Fair wages are part of the solution too, adds Cape.
“We have members who work at the Metis Addictions Council of Saskatchewan. I mean, it’s really hard to stay in that profession when you don’t get paid for your education, your training and your services, and you have to fight for every nickel and dime you get. Particularly because it’s a community-based organization. And the government doesn’t want to turn their minds to the importance of addictions treatment and counselling,” says Cape.
Ah yes, the Saskatchewan Party provincial government.

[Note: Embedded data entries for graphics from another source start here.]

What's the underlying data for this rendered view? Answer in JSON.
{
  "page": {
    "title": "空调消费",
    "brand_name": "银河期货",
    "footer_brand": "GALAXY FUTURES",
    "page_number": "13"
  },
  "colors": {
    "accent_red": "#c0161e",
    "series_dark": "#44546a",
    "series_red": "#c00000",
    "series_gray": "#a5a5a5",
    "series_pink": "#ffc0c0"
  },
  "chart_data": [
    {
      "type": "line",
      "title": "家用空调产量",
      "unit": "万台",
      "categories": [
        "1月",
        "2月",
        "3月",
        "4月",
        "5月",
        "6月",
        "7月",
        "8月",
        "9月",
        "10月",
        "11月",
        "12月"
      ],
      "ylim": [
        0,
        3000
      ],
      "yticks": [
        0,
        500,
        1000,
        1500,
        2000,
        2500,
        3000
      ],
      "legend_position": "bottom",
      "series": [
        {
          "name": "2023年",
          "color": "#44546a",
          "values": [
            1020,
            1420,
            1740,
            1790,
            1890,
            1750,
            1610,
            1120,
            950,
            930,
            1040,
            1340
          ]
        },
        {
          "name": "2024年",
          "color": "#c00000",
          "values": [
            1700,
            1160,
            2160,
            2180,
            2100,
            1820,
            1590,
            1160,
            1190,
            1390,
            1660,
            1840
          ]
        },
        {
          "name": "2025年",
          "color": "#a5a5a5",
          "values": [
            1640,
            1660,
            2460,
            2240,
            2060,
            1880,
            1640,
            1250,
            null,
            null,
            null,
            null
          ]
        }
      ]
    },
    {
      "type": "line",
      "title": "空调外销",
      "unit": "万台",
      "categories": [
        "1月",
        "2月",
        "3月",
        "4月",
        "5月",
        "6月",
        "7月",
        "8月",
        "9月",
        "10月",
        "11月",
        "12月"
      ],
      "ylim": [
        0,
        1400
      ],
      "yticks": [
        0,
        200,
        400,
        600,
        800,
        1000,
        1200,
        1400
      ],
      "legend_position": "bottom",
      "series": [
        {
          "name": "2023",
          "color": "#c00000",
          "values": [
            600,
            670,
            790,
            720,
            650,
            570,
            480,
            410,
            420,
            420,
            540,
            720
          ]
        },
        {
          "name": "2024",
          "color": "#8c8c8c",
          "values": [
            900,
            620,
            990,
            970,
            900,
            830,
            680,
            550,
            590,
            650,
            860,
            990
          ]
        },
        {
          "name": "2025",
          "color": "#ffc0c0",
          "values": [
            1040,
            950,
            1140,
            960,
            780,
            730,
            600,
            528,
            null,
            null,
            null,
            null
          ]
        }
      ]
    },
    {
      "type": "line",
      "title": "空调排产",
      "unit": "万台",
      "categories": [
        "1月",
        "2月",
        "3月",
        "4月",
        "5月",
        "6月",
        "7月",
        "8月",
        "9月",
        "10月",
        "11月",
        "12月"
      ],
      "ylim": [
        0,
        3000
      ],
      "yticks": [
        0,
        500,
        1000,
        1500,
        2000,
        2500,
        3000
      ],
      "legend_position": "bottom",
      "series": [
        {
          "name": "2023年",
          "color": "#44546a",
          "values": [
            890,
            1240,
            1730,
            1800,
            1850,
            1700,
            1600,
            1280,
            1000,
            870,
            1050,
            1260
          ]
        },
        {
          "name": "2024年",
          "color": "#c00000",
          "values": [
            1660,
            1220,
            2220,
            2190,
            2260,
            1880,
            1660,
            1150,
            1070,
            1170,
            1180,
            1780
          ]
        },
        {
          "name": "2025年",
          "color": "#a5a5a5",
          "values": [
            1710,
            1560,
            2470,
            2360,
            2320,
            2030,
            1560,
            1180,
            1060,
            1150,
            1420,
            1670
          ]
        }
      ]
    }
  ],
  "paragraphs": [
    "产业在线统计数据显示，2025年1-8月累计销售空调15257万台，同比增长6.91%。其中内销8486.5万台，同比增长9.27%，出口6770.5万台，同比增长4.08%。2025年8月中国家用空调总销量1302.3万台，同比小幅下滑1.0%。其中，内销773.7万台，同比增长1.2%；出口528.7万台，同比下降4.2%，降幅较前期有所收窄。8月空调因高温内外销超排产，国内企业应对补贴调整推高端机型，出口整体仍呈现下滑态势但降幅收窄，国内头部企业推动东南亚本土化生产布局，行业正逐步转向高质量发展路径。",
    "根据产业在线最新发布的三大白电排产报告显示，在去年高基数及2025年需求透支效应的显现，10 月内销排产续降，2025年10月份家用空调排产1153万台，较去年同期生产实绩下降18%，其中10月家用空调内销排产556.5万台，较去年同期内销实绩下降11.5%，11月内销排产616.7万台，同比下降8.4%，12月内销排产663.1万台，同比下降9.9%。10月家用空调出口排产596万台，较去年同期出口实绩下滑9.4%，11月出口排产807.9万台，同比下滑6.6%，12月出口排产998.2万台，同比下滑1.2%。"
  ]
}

It’s responsible for education, health care, social services and other rapidly crumbling components of this provinces’ public and social infrastructure.
Peterson singles it out for criticism.
“The provincial government funds many, if not all in some form, of the places where our members work, and they have a responsibility to create safe workplaces,” says Peterson. “Violence and unsafe workplaces are a choice. Scott Moe, and employers, could end violence in the workplace today by listening to frontline workers and actually investing in safer workplaces.
“It is a choice that they’ve made not to,” concludes Peterson.
Saskatchewan’s punched, pinched, pushed, bruised, abused, grabbed and threatened public-facing workers have probably started noticing.